Ask Language Log: Why are some Chinese PDFs garbled on iPad?

« previous post | next post »

Mark Metcalf writes:

Since Language Log addresses lots of interesting language-related issues, I was wondering if you'd ever encountered a problem with Chinese PDFs being incorrectly displayed on an iPad. I searched the LL website and didn't find it previously addressed. I also unsuccessfully searched the Web for solutions.

Here's the issue: Last week I downloaded several articles from CNKI and they all display correctly on my Windows machine. However, when I transferred them to an iPad the Chinese text was garbled. Since I haven't had iPad problems with Chinese PDFs from other sources, one thought is is that CNKI uses a modified PDF file format that can't be properly handled by the iPad OS.

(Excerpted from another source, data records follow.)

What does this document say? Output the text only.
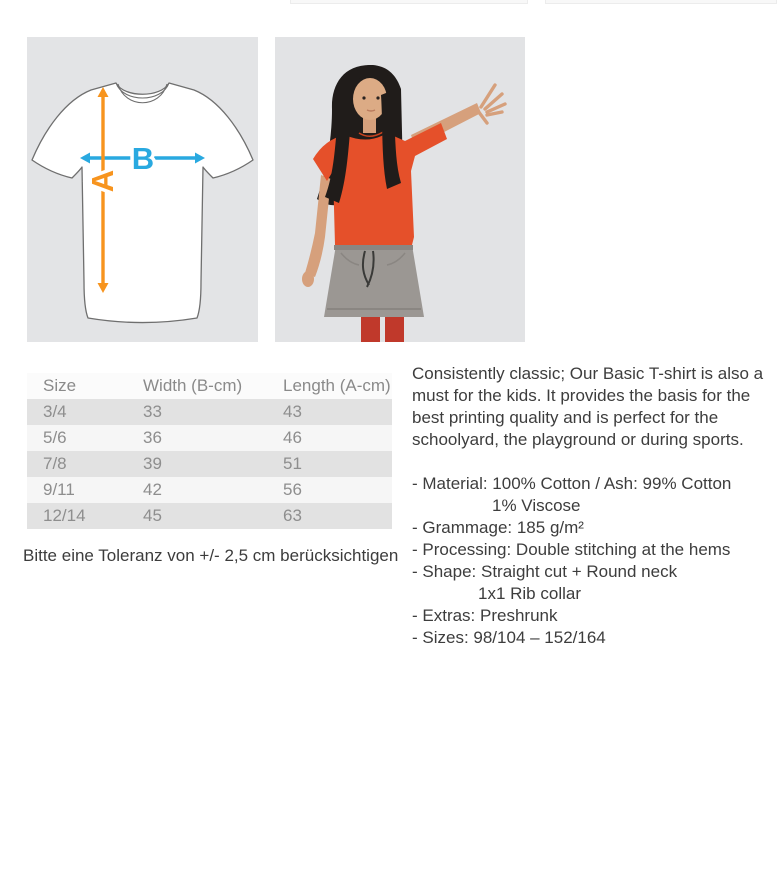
B
A
Size	Width (B-cm)	Length (A-cm)
3/4	33	43
5/6	36	46
7/8	39	51
9/11	42	56
12/14	45	63
Bitte eine Toleranz von +/- 2,5 cm berücksichtigen
Consistently classic; Our Basic T-shirt is also a
must for the kids. It provides the basis for the
best printing quality and is perfect for the
schoolyard, the playground or during sports.
- Material: 100% Cotton / Ash: 99% Cotton
1% Viscose
- Grammage: 185 g/m²
- Processing: Double stitching at the hems
- Shape: Straight cut + Round neck
1x1 Rib collar
- Extras: Preshrunk
- Sizes: 98/104 – 152/164
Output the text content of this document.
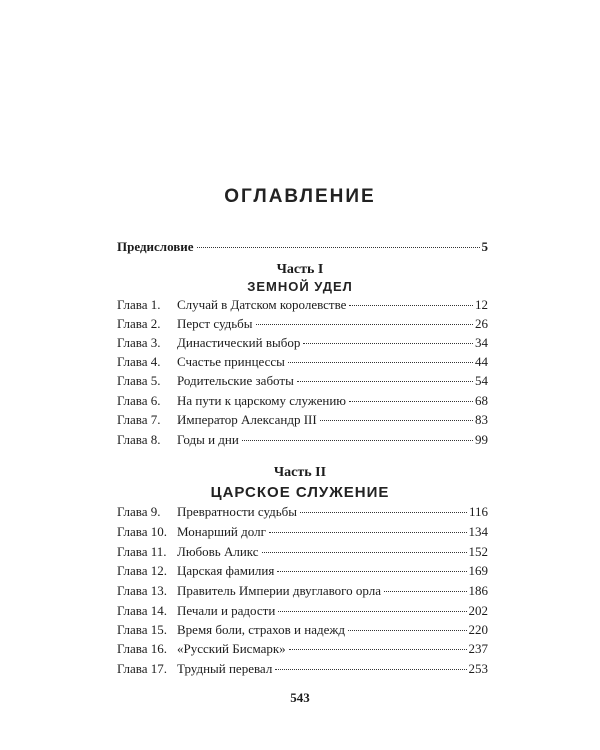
ОГЛАВЛЕНИЕ
Предисловие	5
Часть I
ЗЕМНОЙ УДЕЛ
Глава 1.	Случай в Датском королевстве	12
Глава 2.	Перст судьбы	26
Глава 3.	Династический выбор	34
Глава 4.	Счастье принцессы	44
Глава 5.	Родительские заботы	54
Глава 6.	На пути к царскому служению	68
Глава 7.	Император Александр III	83
Глава 8.	Годы и дни	99
Часть II
ЦАРСКОЕ СЛУЖЕНИЕ
Глава 9.	Превратности судьбы	116
Глава 10. Монарший долг	134
Глава 11. Любовь Аликс	152
Глава 12. Царская фамилия	169
Глава 13. Правитель Империи двуглавого орла	186
Глава 14. Печали и радости	202
Глава 15. Время боли, страхов и надежд	220
Глава 16. «Русский Бисмарк»	237
Глава 17. Трудный перевал	253
543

Has anyone previously addressed this problem? If so, could you point me to a solution? If not, would you be interested in addressing this on 'Language Log'? Below I've attached before/after versions of the displays.

I asked several colleagues and students whom I've often observed reading Chinese PDFs on their iPads what their experience with CNKI has been.  Here are a few of the replies that I received.

Adam D. Smith:

Both iPad and CNKI are imperfect (CNKI is annoying in so many other ways), and yes I think I have noticed this with certain files previously (most CNKI files work pretty well on both machines, though). For some reason the iPad app your correspondent is using doesn’t correctly recognize the encoding of the Chinese text. One fix for this might be to use an alternative PDF reader on iPad. Your correspondent might be using the usual Adobe reader. There are quite a few others. I suspect that switching from one to another might be a workaround. But annoying all the same.

Brendan O'Kane:

I have indeed encountered this — it seems to be specific to PDFs from CNKI, and often seems to be limited to page numbers and/or publication date and issue data, rather than article text. I'm not sure what the cause is, but the problem appears to be fixed, at least temporarily, by opening the PDFs in Adobe Acrobat (or maybe Acrobat Reader) rather than in the default PDF apps on the Mac. Saving the PDF there and then reopening should fix the problem — but it's obnoxiously inconsistent.

Jidong Yang:

I never loaded a Chinese PDF file into my iPad, but tried today after reading your email. This is what I found:

When I tried to open a Chinese PDF file in iBooks after syncing it through iTunes, many (but not all) characters went wrong, just as your friend described. My guess is that iBooks does a poor job in treating some of the punctuation marks in the PDF file, thus causing problem in decoding the entire paragraphs.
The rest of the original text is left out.